Today’s commemoration is an excellent example of how people can work together to preserve our past for future generations.
Heritage preservation would not be possible without the cooperation and hard work of many individuals, organizations and governments…”
The exhibit consists of a three-metre tall sculpture of the Union Jack, supported by seven panels describing the history of the Loyalists. It is located in a small park, on property leased to Parks Canada, free of charge, by Trizec.
The ceremony opened with introductory remarks by Dr. Jean Daigle, New Brunswick representative on the Historic Sites and Monuments Board of Canada and included remarks from the Hon. G,. S, Merrithew for Ministry of the Environment, The Mayor of Saint John[Elsie Wayne UE], representatives of the United Empire Loyalists and the provincial government. Mr. Barton Claus of Delancey’s Brigade read the proclamation and the Reverend Christopher Pratt of Trinity Anglican Church offered the prayer of dedication. To conclude the ceremony Delancey’s Brigade rendered fife and drum selections.
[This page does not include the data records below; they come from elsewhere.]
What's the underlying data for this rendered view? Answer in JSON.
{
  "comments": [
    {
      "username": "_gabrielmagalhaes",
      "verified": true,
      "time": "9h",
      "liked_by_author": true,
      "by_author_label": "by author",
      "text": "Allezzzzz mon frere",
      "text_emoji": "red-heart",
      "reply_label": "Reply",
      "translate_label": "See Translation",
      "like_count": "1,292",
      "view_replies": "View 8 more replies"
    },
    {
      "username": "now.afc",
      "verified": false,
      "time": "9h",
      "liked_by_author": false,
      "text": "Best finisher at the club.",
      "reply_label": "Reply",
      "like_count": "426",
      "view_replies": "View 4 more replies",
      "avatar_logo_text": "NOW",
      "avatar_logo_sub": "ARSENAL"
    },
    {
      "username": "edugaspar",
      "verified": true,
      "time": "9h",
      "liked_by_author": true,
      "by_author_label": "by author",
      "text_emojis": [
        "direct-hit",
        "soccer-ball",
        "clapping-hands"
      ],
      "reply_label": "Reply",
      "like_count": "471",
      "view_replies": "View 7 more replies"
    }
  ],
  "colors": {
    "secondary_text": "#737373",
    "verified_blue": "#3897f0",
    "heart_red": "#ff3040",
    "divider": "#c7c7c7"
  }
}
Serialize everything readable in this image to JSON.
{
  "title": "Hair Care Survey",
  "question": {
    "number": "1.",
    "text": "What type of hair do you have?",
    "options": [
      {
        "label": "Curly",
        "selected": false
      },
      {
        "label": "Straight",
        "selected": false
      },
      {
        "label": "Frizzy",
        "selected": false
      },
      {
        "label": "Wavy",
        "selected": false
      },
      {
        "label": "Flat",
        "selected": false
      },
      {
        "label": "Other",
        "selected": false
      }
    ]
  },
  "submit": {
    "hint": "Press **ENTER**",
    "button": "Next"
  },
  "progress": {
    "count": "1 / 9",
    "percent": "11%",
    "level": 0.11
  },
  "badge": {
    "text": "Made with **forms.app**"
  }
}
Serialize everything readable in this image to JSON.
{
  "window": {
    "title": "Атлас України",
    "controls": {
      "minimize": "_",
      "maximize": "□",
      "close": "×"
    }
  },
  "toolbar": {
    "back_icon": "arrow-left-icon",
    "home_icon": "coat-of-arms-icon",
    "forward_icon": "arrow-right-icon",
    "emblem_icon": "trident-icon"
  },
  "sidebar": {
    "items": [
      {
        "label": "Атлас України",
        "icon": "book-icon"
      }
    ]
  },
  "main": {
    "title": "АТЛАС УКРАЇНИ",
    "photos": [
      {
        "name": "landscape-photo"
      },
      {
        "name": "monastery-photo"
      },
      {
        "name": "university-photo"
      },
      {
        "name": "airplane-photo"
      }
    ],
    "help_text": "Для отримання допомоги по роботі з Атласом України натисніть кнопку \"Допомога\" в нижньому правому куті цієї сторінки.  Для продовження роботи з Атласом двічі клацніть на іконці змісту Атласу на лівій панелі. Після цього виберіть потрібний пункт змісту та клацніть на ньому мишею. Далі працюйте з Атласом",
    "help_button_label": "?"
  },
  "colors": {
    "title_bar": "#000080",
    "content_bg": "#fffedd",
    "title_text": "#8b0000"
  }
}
[Source: The Loyalist Gazette, Vol. XXIII, No. 1, June 1985, p.3]
Text of the Six Panels
1. Determined to remain British subjects, more than 14,000 Loyalists settled in New Brunswick after the American Revolution. Their courage and hard work have made a lasting contribution to Canada.
2. The harassment suffered by the Loyalists during the Revolution made them suspicious of political change. Cherishing the monarchy as a symbol of Imperial unity, they upheld British parliamentary traditions.
3. In 1784, the colony of New Brunswick was created in response to the Loyalists’ request for a government separate from Nova Scotia. Fredericton was named the capital in 1785.
4. Incorporated in 1785, the Loyalist city of Saint John became an important commercial port, drawing upon vast inland timber reserves to support her thriving shipbuilding business.
5. Loyalist families overcame many difficulties as they developed prosperous farms in the fertile soil of the river valleys and contributed to New Brunswick’s agricultural growth.
6. The Loyalist enriched New Brunswick’s cultural heritage. Public buildings, churches and homes, like Loyalist House, are lasting reminders of the craftsmanship of Loyalist artisans.